‘Het is gênant, maar waar’
Als eerbetoon een column van Renate Dorrestein
Renate Dorrestein (1954) was van 2013 tot haar overlijden in 2018 columniste van Zin. Als eerbetoon aan Nederlands liefste en grappigste schrijver plaatsen we de komende weken elke dag een column van Renate.

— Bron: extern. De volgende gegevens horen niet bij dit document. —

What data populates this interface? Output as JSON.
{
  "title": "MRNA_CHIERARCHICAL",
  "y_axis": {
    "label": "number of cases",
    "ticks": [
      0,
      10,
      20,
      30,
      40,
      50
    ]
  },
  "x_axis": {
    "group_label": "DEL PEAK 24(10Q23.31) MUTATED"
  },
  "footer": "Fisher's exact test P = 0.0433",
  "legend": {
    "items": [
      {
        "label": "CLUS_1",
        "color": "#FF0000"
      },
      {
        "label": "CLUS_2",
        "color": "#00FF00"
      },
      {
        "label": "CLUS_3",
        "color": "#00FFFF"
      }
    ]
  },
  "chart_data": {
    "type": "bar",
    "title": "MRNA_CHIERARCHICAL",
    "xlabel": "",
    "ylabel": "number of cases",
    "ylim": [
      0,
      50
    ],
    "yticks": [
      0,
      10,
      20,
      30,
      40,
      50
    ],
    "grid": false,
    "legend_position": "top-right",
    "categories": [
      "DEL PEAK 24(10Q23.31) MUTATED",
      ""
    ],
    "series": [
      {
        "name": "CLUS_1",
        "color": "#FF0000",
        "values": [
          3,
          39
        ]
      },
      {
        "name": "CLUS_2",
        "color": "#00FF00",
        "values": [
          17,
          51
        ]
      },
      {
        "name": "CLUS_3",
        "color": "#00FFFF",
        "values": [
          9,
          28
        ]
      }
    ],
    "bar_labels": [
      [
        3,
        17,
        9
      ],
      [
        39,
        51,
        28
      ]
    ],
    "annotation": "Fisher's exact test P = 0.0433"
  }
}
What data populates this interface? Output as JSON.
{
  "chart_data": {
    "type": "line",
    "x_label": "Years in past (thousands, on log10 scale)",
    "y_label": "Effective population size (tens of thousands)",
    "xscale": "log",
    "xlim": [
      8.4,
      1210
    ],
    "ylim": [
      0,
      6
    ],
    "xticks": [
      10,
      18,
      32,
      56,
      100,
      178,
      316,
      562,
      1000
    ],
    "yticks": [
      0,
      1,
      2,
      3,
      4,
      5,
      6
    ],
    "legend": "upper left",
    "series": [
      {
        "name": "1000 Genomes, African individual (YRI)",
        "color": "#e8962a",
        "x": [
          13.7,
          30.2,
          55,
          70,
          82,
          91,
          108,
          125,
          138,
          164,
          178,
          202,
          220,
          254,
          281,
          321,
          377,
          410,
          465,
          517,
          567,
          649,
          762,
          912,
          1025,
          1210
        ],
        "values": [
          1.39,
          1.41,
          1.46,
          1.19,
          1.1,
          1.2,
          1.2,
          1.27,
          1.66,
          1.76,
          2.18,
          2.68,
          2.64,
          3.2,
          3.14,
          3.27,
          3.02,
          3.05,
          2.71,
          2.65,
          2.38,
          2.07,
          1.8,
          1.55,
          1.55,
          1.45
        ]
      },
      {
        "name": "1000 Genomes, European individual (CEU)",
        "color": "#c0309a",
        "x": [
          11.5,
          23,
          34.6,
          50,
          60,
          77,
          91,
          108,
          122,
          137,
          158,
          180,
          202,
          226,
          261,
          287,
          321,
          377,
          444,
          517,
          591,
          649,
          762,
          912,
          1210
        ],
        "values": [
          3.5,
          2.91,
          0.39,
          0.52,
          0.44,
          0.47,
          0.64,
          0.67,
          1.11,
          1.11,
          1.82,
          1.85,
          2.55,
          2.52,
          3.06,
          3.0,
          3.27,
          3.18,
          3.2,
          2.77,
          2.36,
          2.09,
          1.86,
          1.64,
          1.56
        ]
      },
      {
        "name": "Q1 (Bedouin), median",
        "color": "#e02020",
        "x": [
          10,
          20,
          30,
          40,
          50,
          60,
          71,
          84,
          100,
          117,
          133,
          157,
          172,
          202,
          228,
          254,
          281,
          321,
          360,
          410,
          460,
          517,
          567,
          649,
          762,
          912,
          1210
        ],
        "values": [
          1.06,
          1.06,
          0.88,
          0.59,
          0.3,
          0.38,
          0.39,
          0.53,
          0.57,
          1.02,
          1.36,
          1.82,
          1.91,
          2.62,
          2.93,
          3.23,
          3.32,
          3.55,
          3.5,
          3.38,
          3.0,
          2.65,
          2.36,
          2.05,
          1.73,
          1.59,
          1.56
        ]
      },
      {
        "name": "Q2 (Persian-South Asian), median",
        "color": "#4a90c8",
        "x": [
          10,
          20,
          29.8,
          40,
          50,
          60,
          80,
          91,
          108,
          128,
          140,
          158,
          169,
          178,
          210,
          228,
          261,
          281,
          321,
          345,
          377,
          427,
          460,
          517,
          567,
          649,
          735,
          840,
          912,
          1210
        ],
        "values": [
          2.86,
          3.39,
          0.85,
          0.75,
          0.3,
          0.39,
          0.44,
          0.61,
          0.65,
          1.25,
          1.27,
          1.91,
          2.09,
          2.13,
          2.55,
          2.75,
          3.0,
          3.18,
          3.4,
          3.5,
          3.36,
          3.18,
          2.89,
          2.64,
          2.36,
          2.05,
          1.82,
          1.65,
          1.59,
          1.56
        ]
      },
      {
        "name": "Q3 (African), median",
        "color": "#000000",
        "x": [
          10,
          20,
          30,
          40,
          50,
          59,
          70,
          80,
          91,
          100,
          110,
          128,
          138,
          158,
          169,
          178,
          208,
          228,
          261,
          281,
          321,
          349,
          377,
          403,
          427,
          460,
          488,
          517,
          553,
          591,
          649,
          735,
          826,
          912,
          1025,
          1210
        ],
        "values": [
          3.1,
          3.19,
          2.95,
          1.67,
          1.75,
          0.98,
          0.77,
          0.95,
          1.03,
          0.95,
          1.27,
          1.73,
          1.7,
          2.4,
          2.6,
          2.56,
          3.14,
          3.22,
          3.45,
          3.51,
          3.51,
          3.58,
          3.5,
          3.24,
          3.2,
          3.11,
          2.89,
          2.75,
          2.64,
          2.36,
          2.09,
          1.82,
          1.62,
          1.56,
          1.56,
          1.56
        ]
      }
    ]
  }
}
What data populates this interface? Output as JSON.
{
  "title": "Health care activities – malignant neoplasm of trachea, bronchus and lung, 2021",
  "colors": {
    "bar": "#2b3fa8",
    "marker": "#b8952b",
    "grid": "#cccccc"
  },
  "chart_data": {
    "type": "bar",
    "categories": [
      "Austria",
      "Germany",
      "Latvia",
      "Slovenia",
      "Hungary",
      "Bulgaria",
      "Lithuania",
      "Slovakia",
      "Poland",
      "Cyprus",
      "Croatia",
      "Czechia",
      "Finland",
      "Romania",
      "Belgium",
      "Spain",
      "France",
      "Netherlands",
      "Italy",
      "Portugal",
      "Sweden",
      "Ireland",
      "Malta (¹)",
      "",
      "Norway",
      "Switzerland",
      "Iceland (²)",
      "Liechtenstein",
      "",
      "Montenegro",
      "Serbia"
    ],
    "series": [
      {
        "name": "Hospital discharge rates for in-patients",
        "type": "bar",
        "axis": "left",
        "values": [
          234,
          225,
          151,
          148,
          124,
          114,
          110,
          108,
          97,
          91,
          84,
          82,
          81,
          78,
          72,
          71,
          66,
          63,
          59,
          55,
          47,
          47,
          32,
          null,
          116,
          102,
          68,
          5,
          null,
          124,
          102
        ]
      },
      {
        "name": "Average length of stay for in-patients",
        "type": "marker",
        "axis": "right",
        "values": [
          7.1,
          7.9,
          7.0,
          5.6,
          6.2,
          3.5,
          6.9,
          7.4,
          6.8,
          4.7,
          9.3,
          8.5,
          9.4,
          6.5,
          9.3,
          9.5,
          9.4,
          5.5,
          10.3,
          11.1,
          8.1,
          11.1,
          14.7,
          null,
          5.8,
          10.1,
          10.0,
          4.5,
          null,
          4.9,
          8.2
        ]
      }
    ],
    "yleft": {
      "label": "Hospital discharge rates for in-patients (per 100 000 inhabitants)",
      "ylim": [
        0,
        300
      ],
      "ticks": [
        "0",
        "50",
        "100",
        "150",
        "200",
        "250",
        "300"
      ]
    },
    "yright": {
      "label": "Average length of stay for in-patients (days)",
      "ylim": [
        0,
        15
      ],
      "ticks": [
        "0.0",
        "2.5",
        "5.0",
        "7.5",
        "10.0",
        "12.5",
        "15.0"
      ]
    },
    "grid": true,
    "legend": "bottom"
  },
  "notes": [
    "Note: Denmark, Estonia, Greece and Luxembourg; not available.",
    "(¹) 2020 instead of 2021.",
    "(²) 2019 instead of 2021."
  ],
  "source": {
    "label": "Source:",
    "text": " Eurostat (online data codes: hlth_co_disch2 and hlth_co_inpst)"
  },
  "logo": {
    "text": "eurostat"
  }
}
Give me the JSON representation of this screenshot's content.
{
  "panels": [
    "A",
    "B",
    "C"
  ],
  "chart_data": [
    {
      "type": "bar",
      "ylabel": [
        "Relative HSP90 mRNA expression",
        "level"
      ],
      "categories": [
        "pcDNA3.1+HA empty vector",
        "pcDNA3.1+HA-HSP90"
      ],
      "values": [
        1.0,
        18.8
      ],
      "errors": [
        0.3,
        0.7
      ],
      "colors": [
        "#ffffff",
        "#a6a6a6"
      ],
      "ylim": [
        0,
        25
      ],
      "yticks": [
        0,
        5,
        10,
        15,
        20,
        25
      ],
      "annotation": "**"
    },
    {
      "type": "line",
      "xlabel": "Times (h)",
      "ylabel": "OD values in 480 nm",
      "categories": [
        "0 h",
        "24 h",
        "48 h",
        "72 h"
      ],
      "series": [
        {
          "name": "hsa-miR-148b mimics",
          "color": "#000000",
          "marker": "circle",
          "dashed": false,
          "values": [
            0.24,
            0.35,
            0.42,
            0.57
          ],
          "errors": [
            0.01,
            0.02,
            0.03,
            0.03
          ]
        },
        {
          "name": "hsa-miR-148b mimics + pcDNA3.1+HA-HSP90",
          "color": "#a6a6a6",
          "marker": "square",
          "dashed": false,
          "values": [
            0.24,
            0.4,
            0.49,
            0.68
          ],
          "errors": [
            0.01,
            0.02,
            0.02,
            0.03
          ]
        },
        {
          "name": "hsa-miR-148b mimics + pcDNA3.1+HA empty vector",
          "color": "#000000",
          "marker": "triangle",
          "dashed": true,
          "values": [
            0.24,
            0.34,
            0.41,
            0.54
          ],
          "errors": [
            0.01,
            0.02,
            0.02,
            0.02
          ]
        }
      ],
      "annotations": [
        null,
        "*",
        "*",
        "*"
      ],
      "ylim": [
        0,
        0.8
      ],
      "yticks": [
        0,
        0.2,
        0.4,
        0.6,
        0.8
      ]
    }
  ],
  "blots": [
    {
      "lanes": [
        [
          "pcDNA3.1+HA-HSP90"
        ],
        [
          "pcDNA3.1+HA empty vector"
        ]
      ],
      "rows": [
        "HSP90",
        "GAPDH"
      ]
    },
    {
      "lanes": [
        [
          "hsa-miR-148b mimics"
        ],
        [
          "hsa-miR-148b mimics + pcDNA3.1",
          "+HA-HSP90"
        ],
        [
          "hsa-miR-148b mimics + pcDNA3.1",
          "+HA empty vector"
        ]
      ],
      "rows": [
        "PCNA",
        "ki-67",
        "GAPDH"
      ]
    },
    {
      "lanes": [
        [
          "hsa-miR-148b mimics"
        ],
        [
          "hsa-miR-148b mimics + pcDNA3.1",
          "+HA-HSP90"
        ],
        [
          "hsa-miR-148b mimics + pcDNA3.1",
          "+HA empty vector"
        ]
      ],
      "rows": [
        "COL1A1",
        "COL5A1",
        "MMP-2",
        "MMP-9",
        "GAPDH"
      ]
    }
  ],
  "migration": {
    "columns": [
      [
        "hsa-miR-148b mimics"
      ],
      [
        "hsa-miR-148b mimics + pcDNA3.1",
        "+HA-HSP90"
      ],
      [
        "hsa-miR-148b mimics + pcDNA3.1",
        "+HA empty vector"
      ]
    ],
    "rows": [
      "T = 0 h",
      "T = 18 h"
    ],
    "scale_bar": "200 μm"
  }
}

Ik heb een vriendin die de vuilnismannen elke week een glas melk geeft. Ze doet dat vanuit een aangeboren gevoel voor medemenselijkheid. Zonder er een tel over na te denken. Zodra ze de vuilniswagen haar straat in hoort rijden, vliegt er als het ware volautomatisch een pak melk uit haar koelkast recht in haar handen. Mijn eigen goedheid werkt minder spontaan. Die werkt eigenlijk alleen wanneer er strikt pragmatische redenen voor bestaan. Het is gênant, maar waar.
Opkikkertje
Neem nu van de week, toen ik van de kapper kwam. Daar had ik een klein vermogen uitgegeven aan een kuurtje met bijenwas omdat mijn haar beslist een opkikker nodig had. Het effect van het wonderbaarlijke smeersel zou tien wasbeurten lang merkbaar zijn. Op weg naar huis zat ik me een beetje te schamen over het gemak waarmee ik zo veel geld had besteed aan iets wat maar zo kort zou beklijven.
Kans
Het regende pijpenstelen, en toen ik mijn auto voor de deur parkeerde, zag ik twee piepjonge postbezorgers onder een struik in mijn tuin zitten schuilen. Juist, deze situatie bood me een uitgelezen kans om mezelf meteen een aflaat te bezorgen voor mijn verwende, exorbitante gedrag. Zonder dralen stak ik mijn bijenwashoofd onder de druipende struik (dat was alvast één wasbeurt minder) en vroeg vol mededogen: “Willen jullie niet even binnenkomen om iets warms te drinken?” Pling! Mijn aureool schoot in stand twaalf. De postbodes staarden me verbouwereerd aan. Van dichtbij leken ze jong genoeg om nog dagelijks van hun moeder te horen te krijgen dat ze zich nóóit door wildvreemden mee naar binnen moesten laten lokken.
Goede daad
Ik straalde krachtig uit dat ik een onschuldig oud vrouwtje was, terwijl ik geërgerd dacht: even meewerken jongens, ik heb het voor het morele evenwicht nodig om even een goede daad te doen. Tot mijn opluchting zeiden ze ja op het moment dat het nog zes keer zo hard begon te plenzen. In ganzenpas stoven ze op hun doorweekte gympen achter me aan mijn huis in. Daar ging ik hartelijk aan de slag met koffie, suiker en melk. “We zaten net te fantaseren dat we misschien even zouden mogen schuilen bij een aardig iemand,” zei de ene. “Ja, bij zo iemand als u,” zei de andere. “Ach,” zei ik bescheiden. “Zo zie je maar hoe groot de kracht van een wens kan zijn. Wie niet wenst, wie niet wint.” Het is altijd de moeite waard om de jeugd een leermomentje mee te geven. En al was het allemaal pure berekening mijnerzijds, die twee zaten tenminste eventjes lekker droog.